Property managers can provide valuable assistance to housing providers by helping them manage their rental properties responsibly to avoid common financial mistakes. With their expertise and guidance, property managers help landlords save time and effort to maximize the profitability of the property.
- Inadequately screening tenants. It’s important to screen potential clients thoroughly to ensure they have a good financial history and are able to pay rent on time. Failure to do so can result in lost income from unpaid rent and the costs associated with eviction. Inadequate tenant screening comes with other financial implications as well, including expensive repairs, increased insurance premiums and decreased property value. When you take the time to find high-quality tenants, your leases will be much more profitable in the long run.
- Ignoring property maintenance. Failing to address repairs and maintenance issues can lead to damage that decreases property value. Property managers can help ensure the building remains in good condition by coordinating repairs, arranging for regular cleaning and inspections, and proactively handling any other property maintenance that may be needed. Additionally, property managers can help housing providers identify opportunities for cost savings and increased profitability by finding more efficient ways to maintain the premises.

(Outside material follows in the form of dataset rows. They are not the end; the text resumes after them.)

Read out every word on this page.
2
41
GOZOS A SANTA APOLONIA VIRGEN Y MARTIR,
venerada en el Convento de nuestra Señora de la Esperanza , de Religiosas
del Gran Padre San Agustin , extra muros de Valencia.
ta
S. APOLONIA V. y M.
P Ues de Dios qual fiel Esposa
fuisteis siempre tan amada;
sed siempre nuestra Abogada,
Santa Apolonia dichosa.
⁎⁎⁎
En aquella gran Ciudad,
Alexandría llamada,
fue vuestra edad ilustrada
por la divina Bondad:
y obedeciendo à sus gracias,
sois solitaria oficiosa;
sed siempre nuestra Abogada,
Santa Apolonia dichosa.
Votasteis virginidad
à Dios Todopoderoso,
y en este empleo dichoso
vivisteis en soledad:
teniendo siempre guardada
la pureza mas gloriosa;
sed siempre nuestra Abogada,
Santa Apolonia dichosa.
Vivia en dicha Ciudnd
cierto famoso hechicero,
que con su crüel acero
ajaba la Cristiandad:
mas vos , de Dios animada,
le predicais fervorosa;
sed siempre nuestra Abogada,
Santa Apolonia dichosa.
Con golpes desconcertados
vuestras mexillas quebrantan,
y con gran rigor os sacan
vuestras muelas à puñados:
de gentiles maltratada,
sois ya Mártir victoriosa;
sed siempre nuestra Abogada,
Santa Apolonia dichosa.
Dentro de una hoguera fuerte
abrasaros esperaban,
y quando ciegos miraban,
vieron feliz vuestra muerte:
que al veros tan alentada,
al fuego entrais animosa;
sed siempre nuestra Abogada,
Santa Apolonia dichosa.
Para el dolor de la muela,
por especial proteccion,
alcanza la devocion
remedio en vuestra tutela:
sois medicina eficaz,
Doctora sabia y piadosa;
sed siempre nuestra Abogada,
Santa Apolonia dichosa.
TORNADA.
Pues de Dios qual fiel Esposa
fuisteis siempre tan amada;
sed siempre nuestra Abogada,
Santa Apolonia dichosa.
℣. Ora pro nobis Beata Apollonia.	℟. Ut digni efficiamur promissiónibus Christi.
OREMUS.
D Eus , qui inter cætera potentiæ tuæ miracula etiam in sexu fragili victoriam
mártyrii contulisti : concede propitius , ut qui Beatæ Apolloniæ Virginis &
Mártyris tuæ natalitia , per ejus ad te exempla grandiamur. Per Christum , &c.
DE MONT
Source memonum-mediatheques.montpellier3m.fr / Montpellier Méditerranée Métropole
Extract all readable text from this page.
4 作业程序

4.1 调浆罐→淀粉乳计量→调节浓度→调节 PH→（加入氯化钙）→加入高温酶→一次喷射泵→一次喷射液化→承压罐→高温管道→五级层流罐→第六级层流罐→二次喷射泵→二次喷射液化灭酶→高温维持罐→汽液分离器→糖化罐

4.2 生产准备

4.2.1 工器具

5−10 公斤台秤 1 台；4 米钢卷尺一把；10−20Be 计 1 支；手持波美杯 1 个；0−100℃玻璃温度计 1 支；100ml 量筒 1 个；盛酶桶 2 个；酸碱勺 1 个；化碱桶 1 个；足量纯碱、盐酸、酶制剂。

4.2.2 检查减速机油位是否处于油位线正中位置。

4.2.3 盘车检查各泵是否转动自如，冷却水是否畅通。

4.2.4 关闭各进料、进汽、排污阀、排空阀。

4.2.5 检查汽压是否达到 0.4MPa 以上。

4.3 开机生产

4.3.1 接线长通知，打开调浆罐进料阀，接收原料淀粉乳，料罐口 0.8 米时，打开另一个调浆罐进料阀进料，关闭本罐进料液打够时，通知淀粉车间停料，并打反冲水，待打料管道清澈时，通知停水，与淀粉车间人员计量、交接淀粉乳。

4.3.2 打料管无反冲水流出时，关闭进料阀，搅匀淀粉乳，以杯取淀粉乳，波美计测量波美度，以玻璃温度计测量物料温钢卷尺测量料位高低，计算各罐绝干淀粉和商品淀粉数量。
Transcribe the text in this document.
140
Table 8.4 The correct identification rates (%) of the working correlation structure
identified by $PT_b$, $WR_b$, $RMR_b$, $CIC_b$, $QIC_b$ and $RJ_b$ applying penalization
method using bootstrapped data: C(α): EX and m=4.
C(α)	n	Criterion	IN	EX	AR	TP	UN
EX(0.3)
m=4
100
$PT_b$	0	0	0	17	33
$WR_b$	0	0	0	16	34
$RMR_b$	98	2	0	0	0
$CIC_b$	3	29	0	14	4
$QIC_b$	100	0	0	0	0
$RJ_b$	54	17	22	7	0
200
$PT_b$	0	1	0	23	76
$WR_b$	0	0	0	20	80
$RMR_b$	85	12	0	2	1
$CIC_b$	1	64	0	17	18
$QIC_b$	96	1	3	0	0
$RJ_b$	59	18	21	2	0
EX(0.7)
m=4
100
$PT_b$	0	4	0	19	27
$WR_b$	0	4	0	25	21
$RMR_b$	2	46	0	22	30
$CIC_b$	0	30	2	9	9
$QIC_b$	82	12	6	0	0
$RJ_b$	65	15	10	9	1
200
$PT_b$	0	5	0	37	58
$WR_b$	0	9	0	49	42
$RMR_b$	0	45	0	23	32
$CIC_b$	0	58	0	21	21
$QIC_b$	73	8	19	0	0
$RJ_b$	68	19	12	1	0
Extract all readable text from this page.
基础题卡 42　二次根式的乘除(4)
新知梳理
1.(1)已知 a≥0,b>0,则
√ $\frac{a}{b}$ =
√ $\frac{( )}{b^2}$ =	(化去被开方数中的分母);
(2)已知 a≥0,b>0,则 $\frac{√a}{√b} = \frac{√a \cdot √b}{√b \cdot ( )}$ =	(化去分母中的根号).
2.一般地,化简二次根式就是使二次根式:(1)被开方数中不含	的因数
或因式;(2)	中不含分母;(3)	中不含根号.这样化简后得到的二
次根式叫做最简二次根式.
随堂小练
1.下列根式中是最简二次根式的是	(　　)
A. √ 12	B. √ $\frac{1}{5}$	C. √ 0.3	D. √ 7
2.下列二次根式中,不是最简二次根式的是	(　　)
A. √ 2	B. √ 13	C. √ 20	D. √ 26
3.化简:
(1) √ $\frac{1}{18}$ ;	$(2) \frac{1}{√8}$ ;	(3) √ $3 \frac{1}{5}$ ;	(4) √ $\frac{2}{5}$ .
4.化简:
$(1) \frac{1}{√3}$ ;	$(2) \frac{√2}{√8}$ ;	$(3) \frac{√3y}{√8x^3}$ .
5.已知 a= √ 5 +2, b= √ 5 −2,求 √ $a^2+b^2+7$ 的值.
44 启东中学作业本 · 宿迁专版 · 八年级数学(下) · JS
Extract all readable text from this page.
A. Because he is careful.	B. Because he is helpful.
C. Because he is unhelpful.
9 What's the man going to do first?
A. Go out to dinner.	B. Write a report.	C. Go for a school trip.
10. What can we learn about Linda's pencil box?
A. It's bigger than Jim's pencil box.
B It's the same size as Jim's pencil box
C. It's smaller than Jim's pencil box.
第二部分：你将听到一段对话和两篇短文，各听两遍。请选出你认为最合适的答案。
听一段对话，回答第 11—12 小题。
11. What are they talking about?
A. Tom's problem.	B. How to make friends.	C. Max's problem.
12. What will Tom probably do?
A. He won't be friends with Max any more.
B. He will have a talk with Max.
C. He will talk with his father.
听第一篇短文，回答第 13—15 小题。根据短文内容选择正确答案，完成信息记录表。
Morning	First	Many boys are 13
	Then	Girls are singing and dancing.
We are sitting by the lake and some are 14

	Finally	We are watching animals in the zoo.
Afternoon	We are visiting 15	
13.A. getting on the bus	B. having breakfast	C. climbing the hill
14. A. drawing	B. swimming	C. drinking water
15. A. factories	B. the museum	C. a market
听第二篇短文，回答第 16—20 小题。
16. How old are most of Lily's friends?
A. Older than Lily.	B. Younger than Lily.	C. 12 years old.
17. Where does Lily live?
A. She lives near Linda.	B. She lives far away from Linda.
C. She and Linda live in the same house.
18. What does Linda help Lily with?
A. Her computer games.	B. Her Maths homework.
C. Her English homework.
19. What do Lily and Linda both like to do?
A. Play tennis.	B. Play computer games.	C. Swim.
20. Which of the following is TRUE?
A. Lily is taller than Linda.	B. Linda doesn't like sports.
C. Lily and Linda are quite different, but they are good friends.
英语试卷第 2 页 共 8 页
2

- Failing to prepare for repair costs. When owners do not budget finances correctly and do not have sufficient funds set aside to cover maintenance and repair costs, it can sink property profits. To avoid costly surprises and frustrated tenants, property managers should ensure housing providers are fully aware of the fixed and unexpected expenses that come with maintaining a rental property. To determine how much money to allocate, rental property owners can follow the 1% rule—reserving 1% of the total property value for maintenance expenses.
- Setting the wrong rental price. When rental prices are too low, housing providers will not be able to cover their expenses and earn a profit. On the other hand, setting rent prices too high can make the property difficult to rent out and lead to longer vacancy periods. To circumvent these issues, property managers must help investors research the local market and set a competitive rent price to maximize profits. Property managers can also help maintain consistent cash flow by adjusting rents as needed and ensuring that rent payments are collected on time.
- Not having adequate property insurance. Sufficient insurance coverage can protect rental properties in case of accidents, natural disasters and other losses. Insurance can cover risks including malicious or intentional damage to the property by the tenant or their guests, loss of income if a tenant defaults on rent payments, and liability for a claim against you by a tenant. Forgoing comprehensive landlord insurance can result in significant financial impacts, where owners may be forced to pay out of pocket. Property managers should encourage landlords to review their insurance coverage and consider adding policies that might make sense for their property, such as protections for rent loss, wildfires, earthquakes and flooding.
- Neglecting customer service for tenants. Good customer service is essential for property managers because it helps to ensure that tenants are satisfied with the services they are receiving, which can help to maintain good tenant-landlord relations. When tenants are happy with their property manager, they are more likely to renew their lease, which minimizes vacancies, and provide positive reviews of the property, which can help attract new tenants. Additionally, good customer service means maintenance issues are resolved quickly and efficiently, which can prevent small problems from turning into larger, costly repairs. Establishing open communication lines reduces the risk of misinformation and sets clear expectations for tenants and property managers.
- Failing to plan for vacancies. Despite the recent rise in rental property demand, property managers must plan for losses they incur from vacancies. It’s wise to set aside funds to cover the loss of rent during a vacancy as well as the cost of marketing the property to attract potential tenants. Property managers should work with landlords to make any necessary repairs or upgrades to the property to make it more appealing to prospective tenants. By helping landlords plan for vacancies, property managers can help ensure that unoccupied units are filled quickly and their income remains stable.